Total and marginal distribution trips between neighborhoods
Let's focus our attention now the following important questions:
- Between which neighborhoods do the most common trips occur?
- Assuming that a traveler leaves from a given neighborhood, which neighborhoods are they most likely to go to?
- Assuming that someone was just dropped off at a given neighborhood, which neighborhoods are they most likely to have come from?
To answer the above questions, we need to find the distribution (or proportion) of trips between any two neighborhoods, first as a percentage of total trips, then as a percentage of trips leaving from a particular neighborhood, and finally as a percentage of trips going to a particular neighborhood.
rxc <- rxCube( ~ pickup_nb:dropoff_nb, mht_xdf) rxc <- as.data.frame(rxc) library(dplyr) rxc %>% filter(Counts > 0) %>% mutate(pct_all = Counts/sum(Counts) * 100) %>% group_by(pickup_nb) %>% mutate(pct_by_pickup_nb = Counts/sum(Counts) * 100) %>% group_by(dropoff_nb) %>% mutate(pct_by_dropoff_nb = Counts/sum(Counts) * 100) %>% group_by() %>% arrange(desc(Counts)) -> rxcs head(rxcs)
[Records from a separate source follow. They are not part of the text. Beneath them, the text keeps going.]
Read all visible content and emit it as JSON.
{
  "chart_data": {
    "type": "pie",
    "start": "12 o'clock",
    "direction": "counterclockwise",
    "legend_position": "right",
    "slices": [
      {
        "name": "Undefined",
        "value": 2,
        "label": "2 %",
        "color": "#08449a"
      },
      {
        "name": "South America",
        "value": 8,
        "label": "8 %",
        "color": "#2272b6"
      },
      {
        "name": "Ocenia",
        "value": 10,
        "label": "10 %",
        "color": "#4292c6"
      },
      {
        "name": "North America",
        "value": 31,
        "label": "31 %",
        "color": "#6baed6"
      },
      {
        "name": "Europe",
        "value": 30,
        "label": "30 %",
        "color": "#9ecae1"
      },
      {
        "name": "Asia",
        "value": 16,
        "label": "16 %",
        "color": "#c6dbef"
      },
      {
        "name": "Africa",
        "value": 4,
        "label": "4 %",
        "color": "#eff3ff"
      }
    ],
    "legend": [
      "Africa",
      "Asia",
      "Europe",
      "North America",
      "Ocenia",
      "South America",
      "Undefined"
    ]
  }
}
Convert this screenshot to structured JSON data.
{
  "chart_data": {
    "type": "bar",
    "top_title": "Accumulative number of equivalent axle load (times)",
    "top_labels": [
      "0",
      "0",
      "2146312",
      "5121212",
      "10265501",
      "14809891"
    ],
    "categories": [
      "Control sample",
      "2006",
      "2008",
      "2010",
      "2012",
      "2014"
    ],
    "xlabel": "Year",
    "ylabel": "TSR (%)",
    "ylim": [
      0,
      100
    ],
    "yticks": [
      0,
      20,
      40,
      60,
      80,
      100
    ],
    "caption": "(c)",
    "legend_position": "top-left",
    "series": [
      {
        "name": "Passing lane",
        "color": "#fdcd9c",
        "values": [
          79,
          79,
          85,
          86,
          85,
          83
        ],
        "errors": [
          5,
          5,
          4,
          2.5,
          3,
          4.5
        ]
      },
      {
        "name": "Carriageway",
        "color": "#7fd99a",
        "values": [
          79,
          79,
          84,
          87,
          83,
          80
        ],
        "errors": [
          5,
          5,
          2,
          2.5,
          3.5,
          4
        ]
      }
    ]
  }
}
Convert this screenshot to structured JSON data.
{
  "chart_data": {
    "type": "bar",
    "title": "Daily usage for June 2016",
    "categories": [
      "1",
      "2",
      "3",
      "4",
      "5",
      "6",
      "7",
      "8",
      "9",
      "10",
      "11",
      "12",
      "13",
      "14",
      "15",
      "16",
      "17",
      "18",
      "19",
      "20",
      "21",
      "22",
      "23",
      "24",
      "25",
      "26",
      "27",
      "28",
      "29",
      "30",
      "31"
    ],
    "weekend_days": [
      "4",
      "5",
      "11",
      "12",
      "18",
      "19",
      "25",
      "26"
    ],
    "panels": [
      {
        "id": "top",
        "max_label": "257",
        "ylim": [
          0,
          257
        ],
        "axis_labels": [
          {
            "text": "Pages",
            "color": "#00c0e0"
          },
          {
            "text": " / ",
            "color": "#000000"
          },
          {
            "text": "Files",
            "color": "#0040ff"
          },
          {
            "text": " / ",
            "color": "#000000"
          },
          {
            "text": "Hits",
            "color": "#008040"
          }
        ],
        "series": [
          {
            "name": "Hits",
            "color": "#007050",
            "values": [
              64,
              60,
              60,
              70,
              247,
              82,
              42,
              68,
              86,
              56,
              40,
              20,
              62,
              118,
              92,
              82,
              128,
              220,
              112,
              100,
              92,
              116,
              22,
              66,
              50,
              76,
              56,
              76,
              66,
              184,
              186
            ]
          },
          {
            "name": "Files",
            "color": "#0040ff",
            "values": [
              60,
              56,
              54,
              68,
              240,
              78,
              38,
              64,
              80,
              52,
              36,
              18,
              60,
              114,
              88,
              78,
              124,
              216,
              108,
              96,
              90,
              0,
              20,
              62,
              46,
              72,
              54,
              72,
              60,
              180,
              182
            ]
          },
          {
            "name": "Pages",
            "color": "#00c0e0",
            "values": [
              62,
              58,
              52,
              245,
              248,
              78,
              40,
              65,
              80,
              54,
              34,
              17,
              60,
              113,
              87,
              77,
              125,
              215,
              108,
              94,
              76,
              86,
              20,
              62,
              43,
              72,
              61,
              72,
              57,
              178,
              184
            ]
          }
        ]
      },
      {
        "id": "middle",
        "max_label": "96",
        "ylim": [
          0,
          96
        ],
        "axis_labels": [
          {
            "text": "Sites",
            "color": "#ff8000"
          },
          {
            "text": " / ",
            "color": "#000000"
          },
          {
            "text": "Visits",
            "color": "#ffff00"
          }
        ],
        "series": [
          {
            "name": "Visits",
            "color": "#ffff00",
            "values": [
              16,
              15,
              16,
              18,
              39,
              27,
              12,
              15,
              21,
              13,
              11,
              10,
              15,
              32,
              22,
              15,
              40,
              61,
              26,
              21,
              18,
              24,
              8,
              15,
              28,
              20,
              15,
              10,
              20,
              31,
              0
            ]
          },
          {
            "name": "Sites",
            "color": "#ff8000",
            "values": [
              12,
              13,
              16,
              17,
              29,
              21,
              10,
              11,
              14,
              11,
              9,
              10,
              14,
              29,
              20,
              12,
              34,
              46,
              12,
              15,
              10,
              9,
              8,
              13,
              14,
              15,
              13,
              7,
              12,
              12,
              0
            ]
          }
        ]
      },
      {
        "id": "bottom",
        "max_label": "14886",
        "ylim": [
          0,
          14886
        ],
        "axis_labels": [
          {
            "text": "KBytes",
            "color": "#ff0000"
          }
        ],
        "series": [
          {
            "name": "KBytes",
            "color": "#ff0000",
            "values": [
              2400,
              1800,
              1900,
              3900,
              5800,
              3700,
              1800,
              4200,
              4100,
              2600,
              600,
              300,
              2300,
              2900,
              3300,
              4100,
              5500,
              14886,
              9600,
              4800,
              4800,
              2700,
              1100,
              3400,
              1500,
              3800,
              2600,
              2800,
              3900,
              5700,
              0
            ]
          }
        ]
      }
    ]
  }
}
# A tibble: 6 × 6 pickup_nb dropoff_nb Counts pct_all pct_by_pickup_nb <fctr> <fctr> <dbl> <dbl> <dbl> 1 Upper East Side Upper East Side 3299324 5.738650 36.88840 2 Midtown Midtown 2216184 3.854700 21.84268 3 Upper West Side Upper West Side 1924205 3.346849 35.14494 4 Midtown Upper East Side 1646843 2.864422 16.23127 5 Upper East Side Midtown 1607925 2.796730 17.97756 6 Garment District Midtown 1072732 1.865847 28.94205 pct_by_dropoff_nb <dbl> 1 38.28066 2 22.41298 3 35.15770 4 19.10762 5 16.26146 6 10.84888
Based on the first row, we can see that trips from the Upper East Side to the Upper East Side make up about 5% of all trips in Manhattan. Of all the trips that pick up in the Upper East Side, about 36% drop off in the Upper East Side. Of all the trips that drop off in the Upper East Side, 37% and tripped that also picked up in the Upper East Side.
We can take the above numbers and display them in plots that make it easier to digest it all at once. We begin with a plot showing how taxi trips between any pair of neighborhoods are distributed.
ggplot(rxcs, aes(pickup_nb, dropoff_nb)) + geom_tile(aes(fill = pct_all), colour = "white") + theme(axis.text.x = element_text(angle = 60, hjust = 1)) + scale_fill_gradient(low = "white", high = "black") + coord_fixed(ratio = .9)
The plot shows that trips to and from the Upper East Side make up the majority of trips, a somewhat unexpected result. Furthermore, the lion's share of trips are to and from the Upper East Side and the Upper West Side and the midtown neighborhoods (with most of this category having Midtown either as an origin or a destination). Another surprising fact about the above plot is its near symmetry, which suggests that perhaps most passengers use taxis for a "round trip", meaning that they take a taxi to their destination, and another taxi for the return trip. This point warrants further inquiry (perhaps by involving the time of day into the analysis) but for now we leave it at that.
Next we look at how trips leaving a particular neighborhood (a point on the x-axis in the plot below), "spill out" into other neighborhoods (shown by the vertical color gradient along the y-axis at each point on the x-axis).
ggplot(rxcs, aes(pickup_nb, dropoff_nb)) + geom_tile(aes(fill = pct_by_pickup_nb), colour = "white") + theme(axis.text.x = element_text(angle = 60, hjust = 1)) + scale_fill_gradient(low = "white", high = "steelblue") + coord_fixed(ratio = .9)
We can see how most downtown trips are to other downtown neighborhoods or to midtown neighborhoods (especially Midtown). Midtown and the Upper East Side are common destinations from any neighborhood, and the Upper West Side is a common destination for most uptown neighborhoods.
For a trip ending at a particular neighborhood (represented by a point on the y-axis) we now look at the distribution of where the trip originated from (the horizontal color-gradient along the x-axis for each point on the y-axis).
ggplot(rxcs, aes(pickup_nb, dropoff_nb)) + geom_tile(aes(fill = pct_by_dropoff_nb), colour = "white") + theme(axis.text.x = element_text(angle = 60, hjust = 1)) + scale_fill_gradient(low = "white", high = "red") + coord_fixed(ratio = .9)
As we can see, a lot of trips claim Midtown regardless of where they ended. The Upper East Side and Upper West Side are also common origins for trips that drop off in one of the uptown neighborhoods.